Brixworth Church at day’s end

Tower and spire of All Saints Brixworth

Perspective was a pain here. The churchyard seems big enough till you find yourself at its edge still crowding out the viewfinder. Note the staircase on the outer side of the tower, an eleventh-century piece of high-class bodging.

On Saturday 2nd November last year, for reasons that will probably be obvious to Anglo-Saxonists—in fact if you’re a UK-based Anglo-Saxonist you probably saw me there—I was at Brixworth in Northamptonshire, where people were generally gathered from across the field for that year’s Brixworth Lecture. I’ll talk about that in a couple of posts but, since I had not been there before and All Saints Brixworth is an honest-to-goodness Anglo-Saxon church, now reckoned built c. 800, albeit modified a bit since, and no slouch of one either, I took some photographs. The light was failing and the day was grey, so they’re not the best, but some of what makes it special still gets through I think.

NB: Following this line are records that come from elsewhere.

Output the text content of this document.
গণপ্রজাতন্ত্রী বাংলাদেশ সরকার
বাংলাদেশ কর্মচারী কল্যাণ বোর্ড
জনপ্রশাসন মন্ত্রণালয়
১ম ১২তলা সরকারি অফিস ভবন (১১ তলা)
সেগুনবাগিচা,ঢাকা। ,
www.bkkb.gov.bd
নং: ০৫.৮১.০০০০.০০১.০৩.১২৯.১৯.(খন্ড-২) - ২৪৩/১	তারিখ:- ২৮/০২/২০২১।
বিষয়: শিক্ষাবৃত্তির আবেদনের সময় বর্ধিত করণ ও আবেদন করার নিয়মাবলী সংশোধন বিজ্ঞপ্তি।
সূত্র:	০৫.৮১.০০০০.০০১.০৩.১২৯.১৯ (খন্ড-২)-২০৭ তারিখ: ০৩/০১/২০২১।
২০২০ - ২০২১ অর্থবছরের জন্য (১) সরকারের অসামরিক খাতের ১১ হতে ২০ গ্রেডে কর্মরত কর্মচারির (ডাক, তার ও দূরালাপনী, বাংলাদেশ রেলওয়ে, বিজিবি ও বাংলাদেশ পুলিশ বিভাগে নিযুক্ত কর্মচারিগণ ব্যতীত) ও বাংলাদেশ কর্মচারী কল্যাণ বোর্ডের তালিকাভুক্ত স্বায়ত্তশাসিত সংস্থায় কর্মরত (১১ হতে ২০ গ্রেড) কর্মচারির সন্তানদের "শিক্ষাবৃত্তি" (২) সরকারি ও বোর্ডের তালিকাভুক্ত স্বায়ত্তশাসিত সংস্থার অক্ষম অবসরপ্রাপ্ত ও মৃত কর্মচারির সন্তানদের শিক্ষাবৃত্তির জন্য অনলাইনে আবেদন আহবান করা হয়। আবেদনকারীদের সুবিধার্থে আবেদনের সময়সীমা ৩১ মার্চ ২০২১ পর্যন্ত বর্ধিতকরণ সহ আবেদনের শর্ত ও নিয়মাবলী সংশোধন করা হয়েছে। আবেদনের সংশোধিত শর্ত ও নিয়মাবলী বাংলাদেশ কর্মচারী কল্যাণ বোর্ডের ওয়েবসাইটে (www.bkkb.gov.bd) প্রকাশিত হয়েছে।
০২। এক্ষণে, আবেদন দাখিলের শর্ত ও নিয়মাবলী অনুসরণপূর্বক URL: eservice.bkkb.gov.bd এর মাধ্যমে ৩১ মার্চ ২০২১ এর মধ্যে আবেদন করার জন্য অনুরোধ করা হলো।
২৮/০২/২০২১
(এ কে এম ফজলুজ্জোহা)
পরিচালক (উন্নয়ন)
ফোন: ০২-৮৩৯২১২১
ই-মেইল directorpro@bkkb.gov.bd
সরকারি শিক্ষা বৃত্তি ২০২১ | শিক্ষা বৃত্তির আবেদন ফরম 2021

South wall and tower of All Saints Brixworth

Even if you can’t see the whole building in any given photo, you can still see the peculiar fabric and design, especially around the windows, that make it, well, English really (not a word I usually use very comfortably).

The churchyard is actually very sparsely occupied, or at least, sparsely marked as such. I suppose, in fact, that given how long it’s been in use there must be a lot more bodies gone into this ground than are currently evident. Of course, it’s a shame to mock the dead, but nonetheless this modern headstone did raise a smirk.

Headstone in the graveyard of All Saints Brixworth

How true…

Eventually, of course, we had to go in, for reasons of the actual lecture, but also because it was far from warm outside.

Markings around the portal of All Saints Brixworth

We were intrigued for a while by the markings around the doorway, before being gently bustled aside by the crowd. Masons’ marks? Tramp-marks? Pilgrims’ carvings? What when why, and so on…

Interior of All Saints Brixworth looking toward the altar, on the occasion of the 2013 Brixworth Lecture

Inside, set up for the lecture. The projection screen is not an original feature.

Roof timbers above the nave of All Saints Brixworth

This is what I call woodwork, but sadly not so much focus, sorry

And by the time we were outside again, they’d put the floodlights on, and pretty fine it looked too.

Night shot of All Saints Brixworth from the south

This is my flash as well as their floods but I’m still pleased with it; in the dark it’s made to be photographed.